ARTICLE DU 30/08/03
La série de phases éruptives qui a débuté le 30 mai dernier n’est sans doute pas close. L’observatoire volcanologique enregistre en effet une forme de sismicité inhabituelle, associée à des mouvements de magma, à l’aplomb de la zone de l’éruption qui s’est achevée mercredi soir.
Piton de la Fournaise : vigilance toujours de mise

Pour Valérie Ferrazzini, sismologue à l’observatoire du piton de la Fournaise, il ne serait pas étonnant que le volcan fasse à nouveau parler de lui un de ces jours. Après tout, n’en est-il pas à sa cinquième phase éruptive en trois mois ? “Alors que l’éruption est terminée, le volcan continue à se dégonfler, s’étonne-t-elle. Et depuis la fin de l’éruption, mercredi soir, nous enregistrons des séismes longue période particulièrement nets et en nombre à l’aplomb de la zone où s’était concentrée l’activité, à côté du piton Kapor”. Les séismes longue période étant typiques de la propagation des ondes dans un milieu “mou”, explique en substance la scientifique, il y a donc tout lieu de croire que la fissure qui s’est ouverte il y a une semaine travaille toujours, que le magma qui s’y est injecté depuis la zone centrale du volcan est peut-être en train d’y poursuivre son processus d’évolution. Elle n’exclut donc pas une reprise de l’activité qui se situerait dans l’axe de la fissure de vendredi dernier, dans une direction nord-est et à une altitude plus basse par conséquent. Un tel cas de figure a un précédent récent : en janvier 2002, quelques jours après la fin apparente de l’éruption, au pied du Nez coupé de Sainte-Rose, l’activité avait repris plus bas dans la plaine des Osmondes, une nouvelle fissure s’ouvrant dans le rempart de Bois-Blanc. Après son premier réveil du 30 mai, dans le cratère Dolomieu, le piton de la Fournaise s’est à nouveau signalé les 4, 12 et 21 juin, toujours dans le Dolomieu. Puis, vendredi il y a une semaine, c’est le cratère Bory qui s’est enflammé avant que deux autres fissures ne déchirent le flanc nord du cône terminal du volcan.
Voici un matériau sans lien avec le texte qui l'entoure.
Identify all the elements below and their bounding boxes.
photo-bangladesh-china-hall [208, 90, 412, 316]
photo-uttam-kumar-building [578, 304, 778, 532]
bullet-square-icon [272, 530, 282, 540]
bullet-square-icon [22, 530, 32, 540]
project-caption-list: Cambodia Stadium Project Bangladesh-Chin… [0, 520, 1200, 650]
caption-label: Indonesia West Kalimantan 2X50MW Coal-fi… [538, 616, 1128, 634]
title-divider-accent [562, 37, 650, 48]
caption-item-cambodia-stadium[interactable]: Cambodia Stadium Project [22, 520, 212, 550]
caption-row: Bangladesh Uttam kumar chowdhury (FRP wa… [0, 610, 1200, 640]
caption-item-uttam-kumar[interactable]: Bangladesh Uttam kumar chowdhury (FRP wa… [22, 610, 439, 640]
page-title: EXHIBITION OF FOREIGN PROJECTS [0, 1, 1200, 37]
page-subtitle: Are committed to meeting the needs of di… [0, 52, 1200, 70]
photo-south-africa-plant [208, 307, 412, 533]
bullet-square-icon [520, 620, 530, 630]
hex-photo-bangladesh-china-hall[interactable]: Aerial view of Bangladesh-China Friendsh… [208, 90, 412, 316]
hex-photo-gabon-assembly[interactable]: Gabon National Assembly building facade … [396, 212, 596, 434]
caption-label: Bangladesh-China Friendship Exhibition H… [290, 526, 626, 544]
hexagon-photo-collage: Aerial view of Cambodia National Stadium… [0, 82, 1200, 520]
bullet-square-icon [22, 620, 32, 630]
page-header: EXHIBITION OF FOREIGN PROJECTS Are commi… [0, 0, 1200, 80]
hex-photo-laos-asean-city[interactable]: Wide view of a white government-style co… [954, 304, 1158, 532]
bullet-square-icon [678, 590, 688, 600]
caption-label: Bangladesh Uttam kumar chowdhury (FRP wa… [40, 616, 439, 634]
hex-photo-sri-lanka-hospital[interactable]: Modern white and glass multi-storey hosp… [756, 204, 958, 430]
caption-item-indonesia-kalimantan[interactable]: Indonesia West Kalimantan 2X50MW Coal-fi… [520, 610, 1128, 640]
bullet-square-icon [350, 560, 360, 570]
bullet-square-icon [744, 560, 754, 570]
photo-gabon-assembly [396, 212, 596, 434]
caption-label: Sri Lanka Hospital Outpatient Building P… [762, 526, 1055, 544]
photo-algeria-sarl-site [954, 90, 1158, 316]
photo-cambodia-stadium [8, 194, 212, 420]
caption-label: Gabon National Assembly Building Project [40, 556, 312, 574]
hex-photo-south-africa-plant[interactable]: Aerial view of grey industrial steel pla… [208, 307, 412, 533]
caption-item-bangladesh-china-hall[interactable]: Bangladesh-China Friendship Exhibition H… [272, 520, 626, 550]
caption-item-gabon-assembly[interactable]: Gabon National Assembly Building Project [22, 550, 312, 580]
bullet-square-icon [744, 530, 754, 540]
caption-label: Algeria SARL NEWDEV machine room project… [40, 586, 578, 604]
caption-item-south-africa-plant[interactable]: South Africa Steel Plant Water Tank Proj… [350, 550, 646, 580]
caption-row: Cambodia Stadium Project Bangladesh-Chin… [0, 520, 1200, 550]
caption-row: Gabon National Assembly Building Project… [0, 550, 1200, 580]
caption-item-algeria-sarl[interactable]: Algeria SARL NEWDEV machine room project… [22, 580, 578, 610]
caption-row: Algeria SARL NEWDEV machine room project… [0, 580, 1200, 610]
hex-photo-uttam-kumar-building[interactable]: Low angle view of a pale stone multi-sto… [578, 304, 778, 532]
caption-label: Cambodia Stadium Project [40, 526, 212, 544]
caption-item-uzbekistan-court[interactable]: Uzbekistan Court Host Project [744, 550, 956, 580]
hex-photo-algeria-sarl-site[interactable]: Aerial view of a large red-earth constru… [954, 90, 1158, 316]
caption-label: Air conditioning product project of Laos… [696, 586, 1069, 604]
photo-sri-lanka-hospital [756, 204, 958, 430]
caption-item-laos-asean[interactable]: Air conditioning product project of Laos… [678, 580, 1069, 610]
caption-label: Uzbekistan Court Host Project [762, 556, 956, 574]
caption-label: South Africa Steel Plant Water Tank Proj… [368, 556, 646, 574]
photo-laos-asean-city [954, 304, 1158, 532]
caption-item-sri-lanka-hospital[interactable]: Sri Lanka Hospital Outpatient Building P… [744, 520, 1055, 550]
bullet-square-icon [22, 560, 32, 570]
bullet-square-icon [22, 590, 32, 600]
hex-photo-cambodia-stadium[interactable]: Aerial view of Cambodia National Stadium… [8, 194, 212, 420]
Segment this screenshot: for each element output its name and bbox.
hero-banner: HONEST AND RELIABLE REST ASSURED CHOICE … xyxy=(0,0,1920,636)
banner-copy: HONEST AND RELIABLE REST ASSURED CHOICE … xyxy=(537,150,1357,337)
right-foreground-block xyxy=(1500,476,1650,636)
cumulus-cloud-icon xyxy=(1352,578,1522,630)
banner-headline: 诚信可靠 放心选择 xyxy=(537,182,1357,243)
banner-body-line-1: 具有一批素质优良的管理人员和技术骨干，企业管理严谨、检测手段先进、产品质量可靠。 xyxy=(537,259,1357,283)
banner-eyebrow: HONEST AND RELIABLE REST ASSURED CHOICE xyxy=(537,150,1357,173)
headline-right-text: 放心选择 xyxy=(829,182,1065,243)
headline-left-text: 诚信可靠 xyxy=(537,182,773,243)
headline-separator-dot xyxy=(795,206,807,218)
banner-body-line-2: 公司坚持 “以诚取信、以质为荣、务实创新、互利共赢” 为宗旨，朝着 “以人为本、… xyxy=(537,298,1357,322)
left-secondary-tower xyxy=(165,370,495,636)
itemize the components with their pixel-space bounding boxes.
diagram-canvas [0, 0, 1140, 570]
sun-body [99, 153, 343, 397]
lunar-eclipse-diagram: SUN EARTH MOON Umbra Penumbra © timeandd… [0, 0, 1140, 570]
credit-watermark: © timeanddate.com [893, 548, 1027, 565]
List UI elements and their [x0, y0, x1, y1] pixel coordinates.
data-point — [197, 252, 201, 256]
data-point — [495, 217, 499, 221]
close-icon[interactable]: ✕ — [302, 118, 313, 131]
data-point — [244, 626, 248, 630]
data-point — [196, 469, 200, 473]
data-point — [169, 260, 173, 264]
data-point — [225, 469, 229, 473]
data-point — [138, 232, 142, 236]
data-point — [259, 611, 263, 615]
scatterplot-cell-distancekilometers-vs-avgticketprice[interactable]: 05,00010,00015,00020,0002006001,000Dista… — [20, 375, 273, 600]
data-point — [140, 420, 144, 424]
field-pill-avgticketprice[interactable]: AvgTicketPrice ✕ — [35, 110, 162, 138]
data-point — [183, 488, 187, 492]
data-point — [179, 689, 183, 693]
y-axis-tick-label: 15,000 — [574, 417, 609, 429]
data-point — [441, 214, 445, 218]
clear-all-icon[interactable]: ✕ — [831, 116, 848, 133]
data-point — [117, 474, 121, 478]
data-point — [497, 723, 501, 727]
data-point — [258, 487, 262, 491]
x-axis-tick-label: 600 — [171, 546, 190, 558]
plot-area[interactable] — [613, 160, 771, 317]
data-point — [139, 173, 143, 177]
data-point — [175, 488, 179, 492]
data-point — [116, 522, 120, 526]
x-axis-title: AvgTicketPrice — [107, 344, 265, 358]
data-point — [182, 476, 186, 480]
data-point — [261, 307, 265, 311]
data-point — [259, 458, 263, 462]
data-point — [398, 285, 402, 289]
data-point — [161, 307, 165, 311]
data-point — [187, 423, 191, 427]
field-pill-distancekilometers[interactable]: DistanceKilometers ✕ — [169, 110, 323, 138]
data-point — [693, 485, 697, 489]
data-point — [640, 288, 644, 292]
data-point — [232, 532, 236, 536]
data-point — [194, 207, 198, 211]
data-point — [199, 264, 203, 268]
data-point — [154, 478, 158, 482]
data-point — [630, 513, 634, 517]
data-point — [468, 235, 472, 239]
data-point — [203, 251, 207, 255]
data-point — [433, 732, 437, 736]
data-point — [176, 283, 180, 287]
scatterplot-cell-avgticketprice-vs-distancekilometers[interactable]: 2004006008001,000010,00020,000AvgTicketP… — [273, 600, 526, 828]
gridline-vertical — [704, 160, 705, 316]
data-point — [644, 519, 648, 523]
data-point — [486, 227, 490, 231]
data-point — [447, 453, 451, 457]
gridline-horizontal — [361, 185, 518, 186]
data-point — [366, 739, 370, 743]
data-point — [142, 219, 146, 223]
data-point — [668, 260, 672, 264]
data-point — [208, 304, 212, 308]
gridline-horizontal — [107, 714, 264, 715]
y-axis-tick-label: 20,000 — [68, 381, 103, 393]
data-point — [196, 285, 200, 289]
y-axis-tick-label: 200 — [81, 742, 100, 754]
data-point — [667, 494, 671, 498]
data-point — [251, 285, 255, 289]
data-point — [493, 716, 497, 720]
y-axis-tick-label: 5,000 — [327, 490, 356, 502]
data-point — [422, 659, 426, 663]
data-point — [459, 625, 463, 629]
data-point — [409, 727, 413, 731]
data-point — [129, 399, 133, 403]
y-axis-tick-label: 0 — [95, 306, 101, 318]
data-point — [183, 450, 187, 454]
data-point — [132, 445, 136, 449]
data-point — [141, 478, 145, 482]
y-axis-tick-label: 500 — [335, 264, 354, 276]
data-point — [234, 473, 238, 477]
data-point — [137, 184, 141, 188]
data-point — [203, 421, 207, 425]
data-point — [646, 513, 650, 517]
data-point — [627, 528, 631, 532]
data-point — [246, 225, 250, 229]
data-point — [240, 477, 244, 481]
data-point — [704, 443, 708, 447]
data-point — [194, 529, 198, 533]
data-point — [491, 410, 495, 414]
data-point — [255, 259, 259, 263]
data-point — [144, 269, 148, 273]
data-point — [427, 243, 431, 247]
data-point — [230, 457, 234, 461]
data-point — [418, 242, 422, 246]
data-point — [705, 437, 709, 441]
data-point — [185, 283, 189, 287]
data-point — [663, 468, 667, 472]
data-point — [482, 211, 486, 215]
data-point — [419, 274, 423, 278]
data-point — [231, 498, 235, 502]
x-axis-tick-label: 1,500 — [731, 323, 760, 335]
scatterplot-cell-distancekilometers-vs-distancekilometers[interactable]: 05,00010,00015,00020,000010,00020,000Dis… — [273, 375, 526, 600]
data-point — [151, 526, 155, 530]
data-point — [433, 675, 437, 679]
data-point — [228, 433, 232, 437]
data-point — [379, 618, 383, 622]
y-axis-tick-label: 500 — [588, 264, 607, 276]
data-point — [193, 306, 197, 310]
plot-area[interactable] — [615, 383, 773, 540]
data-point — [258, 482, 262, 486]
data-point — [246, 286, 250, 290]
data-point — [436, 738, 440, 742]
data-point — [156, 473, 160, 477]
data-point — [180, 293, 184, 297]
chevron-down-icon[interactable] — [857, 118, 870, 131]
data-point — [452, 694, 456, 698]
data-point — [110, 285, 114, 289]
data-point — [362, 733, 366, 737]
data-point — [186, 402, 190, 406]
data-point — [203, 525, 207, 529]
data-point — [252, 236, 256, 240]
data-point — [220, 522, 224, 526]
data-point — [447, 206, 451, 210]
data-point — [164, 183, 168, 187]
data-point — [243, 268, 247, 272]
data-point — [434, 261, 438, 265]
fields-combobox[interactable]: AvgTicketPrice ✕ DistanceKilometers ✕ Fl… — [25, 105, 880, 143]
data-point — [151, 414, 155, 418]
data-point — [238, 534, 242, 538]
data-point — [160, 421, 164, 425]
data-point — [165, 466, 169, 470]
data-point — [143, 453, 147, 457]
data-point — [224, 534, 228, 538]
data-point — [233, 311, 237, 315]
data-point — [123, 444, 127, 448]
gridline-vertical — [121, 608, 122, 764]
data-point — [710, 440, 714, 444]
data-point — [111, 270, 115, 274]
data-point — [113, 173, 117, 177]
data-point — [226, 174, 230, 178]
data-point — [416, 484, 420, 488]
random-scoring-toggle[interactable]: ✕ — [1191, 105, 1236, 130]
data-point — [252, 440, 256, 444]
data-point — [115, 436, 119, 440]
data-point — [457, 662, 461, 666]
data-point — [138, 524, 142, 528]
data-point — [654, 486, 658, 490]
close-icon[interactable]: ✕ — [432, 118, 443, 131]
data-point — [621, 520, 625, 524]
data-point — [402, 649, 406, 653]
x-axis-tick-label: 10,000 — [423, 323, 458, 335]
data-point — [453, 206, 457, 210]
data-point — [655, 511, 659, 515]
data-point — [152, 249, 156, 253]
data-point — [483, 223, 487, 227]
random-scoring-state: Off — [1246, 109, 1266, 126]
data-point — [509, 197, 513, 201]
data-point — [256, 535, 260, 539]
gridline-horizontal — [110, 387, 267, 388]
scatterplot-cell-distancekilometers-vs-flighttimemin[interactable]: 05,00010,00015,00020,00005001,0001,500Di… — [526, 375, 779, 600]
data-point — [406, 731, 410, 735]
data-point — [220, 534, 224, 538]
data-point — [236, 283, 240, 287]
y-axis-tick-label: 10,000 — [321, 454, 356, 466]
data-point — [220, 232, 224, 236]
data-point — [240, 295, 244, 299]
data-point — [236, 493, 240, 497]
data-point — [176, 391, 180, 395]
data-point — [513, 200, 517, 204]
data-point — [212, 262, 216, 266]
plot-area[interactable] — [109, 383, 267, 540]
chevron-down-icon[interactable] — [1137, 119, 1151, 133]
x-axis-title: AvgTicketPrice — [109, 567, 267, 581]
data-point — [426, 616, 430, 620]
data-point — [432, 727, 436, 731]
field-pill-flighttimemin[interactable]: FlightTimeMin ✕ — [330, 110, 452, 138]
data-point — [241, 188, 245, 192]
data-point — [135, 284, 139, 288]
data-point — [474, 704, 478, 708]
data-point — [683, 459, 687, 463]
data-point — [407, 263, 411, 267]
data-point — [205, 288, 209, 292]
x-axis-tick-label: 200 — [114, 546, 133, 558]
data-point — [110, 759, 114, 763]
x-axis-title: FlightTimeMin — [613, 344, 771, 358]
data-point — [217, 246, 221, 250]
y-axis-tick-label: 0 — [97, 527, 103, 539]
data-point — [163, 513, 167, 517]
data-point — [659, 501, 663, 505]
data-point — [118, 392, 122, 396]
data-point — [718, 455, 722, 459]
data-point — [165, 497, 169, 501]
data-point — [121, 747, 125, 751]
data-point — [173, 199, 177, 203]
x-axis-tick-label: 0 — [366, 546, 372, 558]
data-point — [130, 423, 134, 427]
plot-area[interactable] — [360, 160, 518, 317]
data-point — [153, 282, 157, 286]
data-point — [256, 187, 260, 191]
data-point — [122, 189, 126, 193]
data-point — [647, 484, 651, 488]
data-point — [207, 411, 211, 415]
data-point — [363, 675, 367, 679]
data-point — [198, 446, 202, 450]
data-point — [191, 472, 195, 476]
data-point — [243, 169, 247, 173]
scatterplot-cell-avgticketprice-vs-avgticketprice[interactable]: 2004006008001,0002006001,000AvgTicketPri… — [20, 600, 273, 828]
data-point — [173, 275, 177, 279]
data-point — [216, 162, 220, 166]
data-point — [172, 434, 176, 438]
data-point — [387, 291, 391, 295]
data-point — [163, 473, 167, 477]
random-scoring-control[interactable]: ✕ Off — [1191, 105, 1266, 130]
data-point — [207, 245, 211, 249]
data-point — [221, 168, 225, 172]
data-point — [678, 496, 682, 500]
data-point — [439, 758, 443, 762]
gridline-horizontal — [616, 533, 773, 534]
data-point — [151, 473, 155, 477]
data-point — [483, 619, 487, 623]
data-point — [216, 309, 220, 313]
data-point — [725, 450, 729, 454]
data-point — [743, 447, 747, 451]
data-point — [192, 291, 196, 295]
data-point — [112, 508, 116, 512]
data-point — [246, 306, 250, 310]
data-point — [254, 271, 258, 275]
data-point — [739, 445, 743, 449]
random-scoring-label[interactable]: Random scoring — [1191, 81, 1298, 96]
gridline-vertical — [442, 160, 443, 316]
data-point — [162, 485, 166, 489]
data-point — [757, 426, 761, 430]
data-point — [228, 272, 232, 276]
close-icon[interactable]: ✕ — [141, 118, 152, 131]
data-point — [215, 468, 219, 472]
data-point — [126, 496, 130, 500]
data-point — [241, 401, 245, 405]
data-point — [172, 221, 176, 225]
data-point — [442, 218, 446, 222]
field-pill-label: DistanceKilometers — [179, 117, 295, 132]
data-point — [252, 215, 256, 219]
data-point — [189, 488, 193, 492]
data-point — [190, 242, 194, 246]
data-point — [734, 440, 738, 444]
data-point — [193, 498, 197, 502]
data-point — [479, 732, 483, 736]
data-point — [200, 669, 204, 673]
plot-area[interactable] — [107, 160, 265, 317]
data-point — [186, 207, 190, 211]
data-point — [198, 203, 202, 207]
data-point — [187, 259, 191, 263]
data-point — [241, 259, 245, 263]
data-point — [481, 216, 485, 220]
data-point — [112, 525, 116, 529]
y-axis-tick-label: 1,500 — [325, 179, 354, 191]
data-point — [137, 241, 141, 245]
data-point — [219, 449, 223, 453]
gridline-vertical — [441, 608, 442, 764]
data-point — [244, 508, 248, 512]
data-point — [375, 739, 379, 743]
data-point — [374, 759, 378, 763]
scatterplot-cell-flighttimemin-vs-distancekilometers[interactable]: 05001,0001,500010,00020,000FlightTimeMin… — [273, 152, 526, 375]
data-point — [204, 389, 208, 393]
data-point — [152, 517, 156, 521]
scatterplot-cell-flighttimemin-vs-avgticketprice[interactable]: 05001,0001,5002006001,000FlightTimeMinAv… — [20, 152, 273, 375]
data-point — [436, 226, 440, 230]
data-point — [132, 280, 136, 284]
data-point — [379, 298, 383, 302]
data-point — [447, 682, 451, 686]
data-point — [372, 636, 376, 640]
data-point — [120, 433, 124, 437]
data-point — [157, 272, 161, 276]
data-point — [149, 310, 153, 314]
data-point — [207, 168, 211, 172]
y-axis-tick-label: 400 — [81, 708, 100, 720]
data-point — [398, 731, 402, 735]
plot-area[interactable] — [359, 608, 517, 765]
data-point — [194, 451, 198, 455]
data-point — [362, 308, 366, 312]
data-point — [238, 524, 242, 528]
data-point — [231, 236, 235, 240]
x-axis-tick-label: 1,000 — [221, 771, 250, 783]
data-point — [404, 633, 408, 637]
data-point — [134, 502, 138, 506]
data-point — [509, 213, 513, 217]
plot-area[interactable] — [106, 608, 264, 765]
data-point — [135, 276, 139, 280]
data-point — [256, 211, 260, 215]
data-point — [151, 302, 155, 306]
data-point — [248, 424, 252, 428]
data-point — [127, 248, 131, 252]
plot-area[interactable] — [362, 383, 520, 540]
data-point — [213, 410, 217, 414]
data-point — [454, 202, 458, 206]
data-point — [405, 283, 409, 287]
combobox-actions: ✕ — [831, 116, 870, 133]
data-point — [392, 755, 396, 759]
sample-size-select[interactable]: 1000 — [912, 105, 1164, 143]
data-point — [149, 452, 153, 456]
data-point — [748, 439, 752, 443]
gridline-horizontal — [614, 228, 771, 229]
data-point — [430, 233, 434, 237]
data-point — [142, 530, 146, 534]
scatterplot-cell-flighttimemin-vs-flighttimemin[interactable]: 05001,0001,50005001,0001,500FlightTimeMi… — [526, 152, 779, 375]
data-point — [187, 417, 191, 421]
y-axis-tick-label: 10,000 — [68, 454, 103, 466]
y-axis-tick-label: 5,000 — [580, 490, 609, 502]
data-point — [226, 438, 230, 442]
Celle qui passe à proximité du piton Kapor a tenu la vedette, un nouveau cône s’édifiant en quelques jours, et dévorant son voisin né en 1998. Aussi la vigilance est-elle toujours de mise et la préalerte a d’ailleurs été maintenue par la préfecture.
F.M.-A.
Enclos ouvert, préalerte maintenue
L’accès à l’enclos et les itinéraires qui mènent au sommet du volcan sont à nouveau autorisés à compter de ce samedi matin 6 h mais l’état de préalerte reste en vigueur (lire ci-dessus). L’enclos avait été fermé mercredi soir après l’accident mortel survenu sur le site de l’éruption, afin de permettre le bon déroulement des opérations de secours et pour les nécessités de l’enquête. En période de préalerte, les visiteurs du volcan sont invités à faire preuve de vigilance, notamment lorsque la météo est incertaine, au cas où une évacuation du public serait nécessaire en raison d’une alerte d’éruption imminente (alerte n° 1).
Le 30 mai dernier, l’éruption avait débuté dans le cratère Dolomieu sous les yeux de plusieurs groupes de randonneurs présents au sommet du volcan. Les marcheurs doivent donc lire les consignes affichées au pas de Bellecombe et se munir d’un équipement adapté à la marche en montagne en période hivernale.